Важность признаков в линейных моделях при мультиколлинеарности
Важность признаков в линейных моделях при мультиколлинеарности
Ответить самому
Сначала сформулируйте ответ как на собеседовании, затем откройте разбор и оцените себя.
Короткий ответ
Coefficient magnitude is interpretable only after feature scaling and under stable feature relationships. Correlated or linearly dependent features can split or flip weights, so use regularization, diagnostics, feature removal or transformed features carefully.
Полный разбор
A coefficient says how the prediction changes when that feature changes by one unit while other features are fixed. Because units matter, comparing raw coefficient magnitudes is usually invalid. Standardize numerical features before using coefficient magnitude as a rough importance signal.

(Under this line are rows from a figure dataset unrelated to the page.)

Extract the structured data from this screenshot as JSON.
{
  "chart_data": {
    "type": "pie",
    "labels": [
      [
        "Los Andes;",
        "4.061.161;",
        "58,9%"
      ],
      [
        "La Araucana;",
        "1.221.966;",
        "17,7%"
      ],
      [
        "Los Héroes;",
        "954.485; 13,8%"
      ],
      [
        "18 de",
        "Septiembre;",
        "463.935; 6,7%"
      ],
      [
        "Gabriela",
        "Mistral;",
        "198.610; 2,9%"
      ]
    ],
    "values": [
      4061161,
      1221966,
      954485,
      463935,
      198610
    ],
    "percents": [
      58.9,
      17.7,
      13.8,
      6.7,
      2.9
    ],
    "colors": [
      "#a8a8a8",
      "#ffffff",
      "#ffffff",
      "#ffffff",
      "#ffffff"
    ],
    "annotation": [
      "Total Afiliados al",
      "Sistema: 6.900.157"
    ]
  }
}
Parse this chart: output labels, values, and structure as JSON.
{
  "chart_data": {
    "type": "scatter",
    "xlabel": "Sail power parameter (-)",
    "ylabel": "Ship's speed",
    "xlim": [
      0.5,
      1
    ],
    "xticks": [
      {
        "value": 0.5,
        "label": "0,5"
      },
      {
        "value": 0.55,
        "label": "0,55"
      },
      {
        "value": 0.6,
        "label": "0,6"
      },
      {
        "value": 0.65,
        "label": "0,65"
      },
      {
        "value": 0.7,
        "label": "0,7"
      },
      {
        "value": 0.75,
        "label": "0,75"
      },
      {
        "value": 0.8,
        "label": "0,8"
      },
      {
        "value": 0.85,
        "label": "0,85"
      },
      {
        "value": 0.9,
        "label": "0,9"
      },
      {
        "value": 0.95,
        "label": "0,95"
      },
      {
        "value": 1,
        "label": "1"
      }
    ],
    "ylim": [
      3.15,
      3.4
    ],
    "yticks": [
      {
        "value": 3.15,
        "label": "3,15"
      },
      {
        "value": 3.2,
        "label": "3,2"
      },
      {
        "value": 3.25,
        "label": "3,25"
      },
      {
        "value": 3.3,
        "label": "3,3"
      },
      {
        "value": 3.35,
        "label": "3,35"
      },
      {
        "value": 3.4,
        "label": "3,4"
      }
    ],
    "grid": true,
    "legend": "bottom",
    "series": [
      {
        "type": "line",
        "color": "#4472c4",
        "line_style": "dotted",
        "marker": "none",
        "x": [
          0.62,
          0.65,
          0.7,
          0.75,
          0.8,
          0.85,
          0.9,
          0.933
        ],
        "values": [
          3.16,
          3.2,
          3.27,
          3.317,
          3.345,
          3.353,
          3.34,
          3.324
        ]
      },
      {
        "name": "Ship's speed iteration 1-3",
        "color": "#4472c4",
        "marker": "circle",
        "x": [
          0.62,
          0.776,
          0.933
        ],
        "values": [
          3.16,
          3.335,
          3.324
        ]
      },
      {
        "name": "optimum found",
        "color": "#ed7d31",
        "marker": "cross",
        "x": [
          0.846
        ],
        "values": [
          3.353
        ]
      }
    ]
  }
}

Even after scaling, coefficients can mislead under multicollinearity. If features are strongly correlated or linearly dependent, many coefficient combinations can explain the same signal. Weights may become unstable, split across duplicate features, change sign, or depend heavily on regularization.
Mitigations include checking correlation and VIF-like diagnostics, removing redundant features, using L1 or L2 regularization, grouping features, or transforming the space with PCA. PCA can reduce collinearity, but it also reduces direct feature interpretability because coefficients now apply to components rather than original business features.
Теория
Linear models are interpretable only relative to feature scale, feature dependence and the chosen regularization.
Типичные ошибки
- Compare coefficients before scaling features.
- Assume a large coefficient always means high business importance.
- Forget that correlated features make individual coefficients unstable.
- Use PCA and still talk about original feature-level coefficients.
Как отвечать на собеседовании
- Mention scaling first.
- Use multicollinearity as the main counterexample.